Once again the condemned man was placed on the trapdoor; the lever was pulled; and for a second time nothing happened.


By now the watching crowd was growing impatient with waiting. The trapdoor was checked a third time, and worked perfectly so Lee was returned to the position to await his death.


The executioner pulled the lever and – for a third time – nothing happened.
It was decided to return the prisoner to his cell so that the scaffold could be thoroughly inspected.


News of the three failures now spread to the national newspapers and for a short time John Lee became a national figure. After an appeal to the Home Secretary it was decided that it would be unfair to expect Lee to suffer the emotional distress of being executed twice and his sentence was changed to life imprisonment. Lee was eventually freed in 1907 after just 23 years in prison.
Investigations into Lee’s life after prison have discovered that he married in 1909 and then left his pregnant wife and their other child in a workhouse in 1911. He emigrated to America with a woman who claimed that she was his wife. He died in 1945 of heart failure and was buried in Forest Home Cemetery, Milwaukee.
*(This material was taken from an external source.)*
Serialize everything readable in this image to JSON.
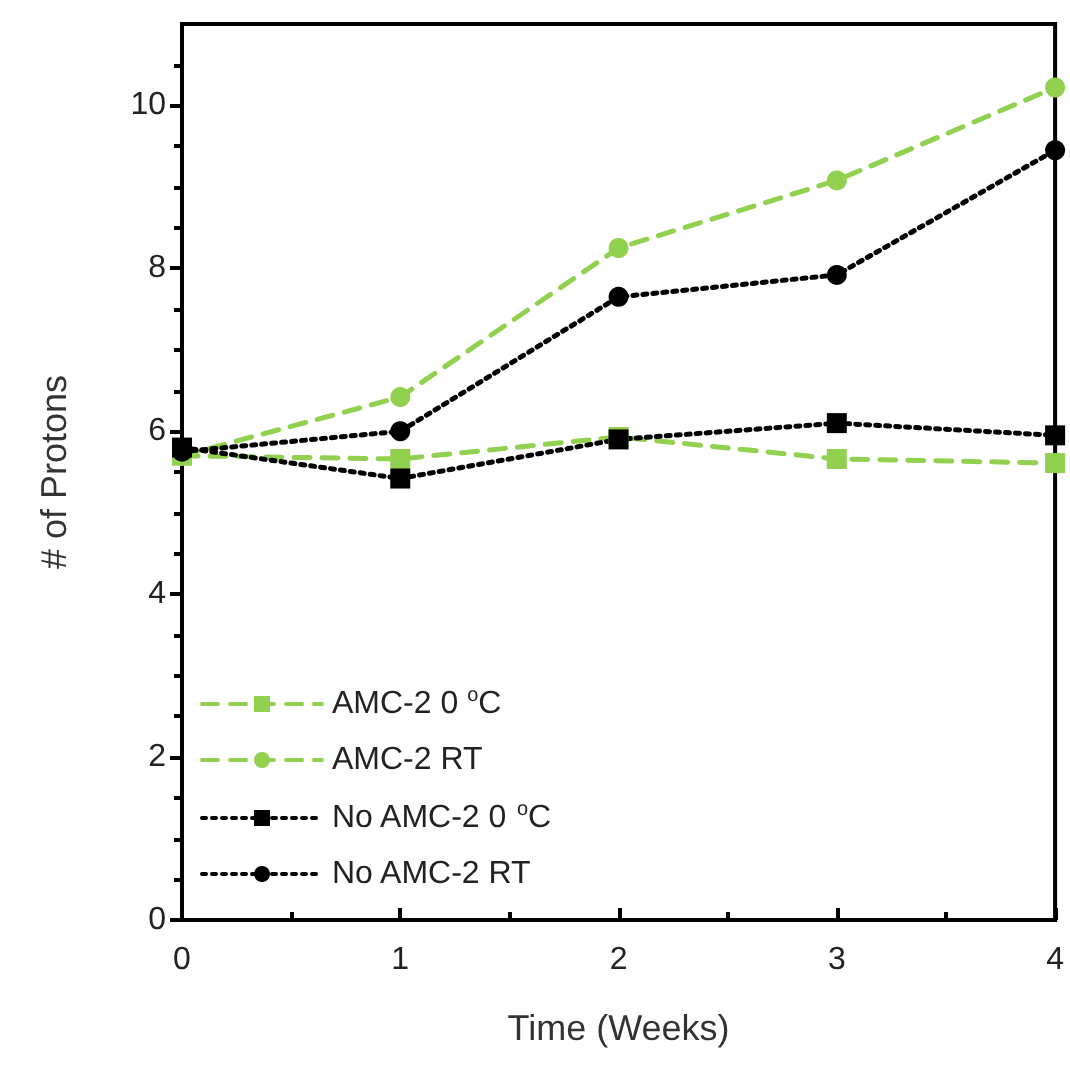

A final twist to the story was the discovery of the Exeter prison governor’s log book which stated that, as Lee walked to the scaffold, he told his guards that he had had a dream in which “three times the bolt was drawn, and three times the bolt failed to act”. It is also recorded that at the trial “The judge, in passing sentence of death, remarked how calm Lee’s demeanour had been throughout the trial. Lee is said to have leant forward in the dock and replied firmly, ‘The reason why I am so calm is that I trust in the Lord, and He knows I am innocent’.”